Wednesday, June 21, 2006

Mr. Blue Jay

You stumbled around hurt. I watched you tenderly. Eventually, it was the back of a shovel. Your neck was broken. What was I to do, pop pocorn and watch you die slowly? Bang! All over, nighty night.

The hole was deep for such a small creature. But, deep holes are more fitting for reverence than shallow graves. Mr. Blue Jay, I miss your squeaks and flutters. You were beautiful, but damn, you don't get the concept of glass! Stupid bird.

I left a cairn to mark your resting spot as a gesture of rememberance. Please don't give me avian flu. The shovel was for your own good. *Aaaaaaaaaaachooooooooooooo!* Shit!


Logophile said...

Poor blue jay,
poor Grunt,
poor shovel.

Its been nice knowing you, Grunty.
Are you going to pick out your grave stone ahead of time?

The Grunt said...

My tombstone will read as the famous song "Mary Had a Little Lamb": "Grunty was a manly man, manly man, manly man. Grunty was a manly man, his seed was widely sown."

I like my epitath to be confusing and true.

Logophile said...

I dunno man, seems like using the tune Mary Had a Little Lamb is a little, um...GAY!!
How about this:
There once was man known as Grunt
Renown for many a hair-brained stunt.
He smacked a jay in the head
And now he is dead.
Served him right, blood-thirst c**t!

goldennib said...

Is it cruel to be kind or kind to be cruel? I forget. I'm grieve for your trama.

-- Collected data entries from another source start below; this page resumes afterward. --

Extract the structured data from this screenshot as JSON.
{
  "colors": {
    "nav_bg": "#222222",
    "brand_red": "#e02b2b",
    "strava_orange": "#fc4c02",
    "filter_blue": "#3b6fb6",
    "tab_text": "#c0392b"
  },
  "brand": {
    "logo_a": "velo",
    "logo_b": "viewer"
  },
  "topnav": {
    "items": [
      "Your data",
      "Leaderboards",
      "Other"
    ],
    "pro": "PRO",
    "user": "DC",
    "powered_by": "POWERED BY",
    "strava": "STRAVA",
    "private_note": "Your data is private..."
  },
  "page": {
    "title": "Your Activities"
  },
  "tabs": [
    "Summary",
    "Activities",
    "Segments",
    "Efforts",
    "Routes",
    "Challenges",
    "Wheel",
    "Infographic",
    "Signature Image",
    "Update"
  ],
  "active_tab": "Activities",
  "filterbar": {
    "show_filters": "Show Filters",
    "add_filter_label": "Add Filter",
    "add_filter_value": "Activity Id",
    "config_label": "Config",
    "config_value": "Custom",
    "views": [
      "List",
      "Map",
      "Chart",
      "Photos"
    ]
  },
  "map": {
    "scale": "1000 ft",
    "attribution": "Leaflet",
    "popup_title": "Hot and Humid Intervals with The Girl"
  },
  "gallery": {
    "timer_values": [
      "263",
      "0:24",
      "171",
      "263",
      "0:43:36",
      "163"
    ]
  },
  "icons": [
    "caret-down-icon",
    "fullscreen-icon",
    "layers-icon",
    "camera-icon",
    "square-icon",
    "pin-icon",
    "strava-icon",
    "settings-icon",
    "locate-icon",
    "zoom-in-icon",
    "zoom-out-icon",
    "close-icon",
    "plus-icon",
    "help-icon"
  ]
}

You two should write obituaries.

vera said...

pml. well done logo! i have the perfect coloured marble for that.
a cat i had when i was a kid knocked the shyte out of a bird and i was told to "put it out of it's misery". i couldn't do it. my backdoor neighbour was out in his yard, he was in the same year as me at school, and i asked him if he would do it. w/o hesitation is met the same fate as your bluejay. i wonder, today, what he has in his freezer. :\

Mayden's Voyage said...

Here's a morbid tip, specially for a girl who can not wield a shovel with the quick deadly accuracy of sir Grunt here...

Start the engine of your car/truck. Gently (with gloves on!) cradle the bird in your hands, place his face directly in the deadly flow of exhaust fumes, in a moment or 2, he will sleep eternal. A box or bag will work equally well.

Do not inhale the fumes yourself...

vera said...

on a side note...
I want my epitaph to read:

Scott said...

Oh man, that sucks that you had to do that Grunt. You are right though, it was best for the animal.


The Grunt said...

Add "AFK" to my epitath. Also, I want my little masoleum to be a hangout for teenagers kind of like the Snake King's. I would love to watch them make out and stuff.

vera said...

speaking of animals... i was stopped in traffic today for this dude that was herding a mother duck and her ducklings across the road... how cute is that????

Anonymous said...

clever post. poor bird.

[whatever happened to the avian flu? i haven't heard much of it lately in the news. thanks for keeping it alive, grunt.]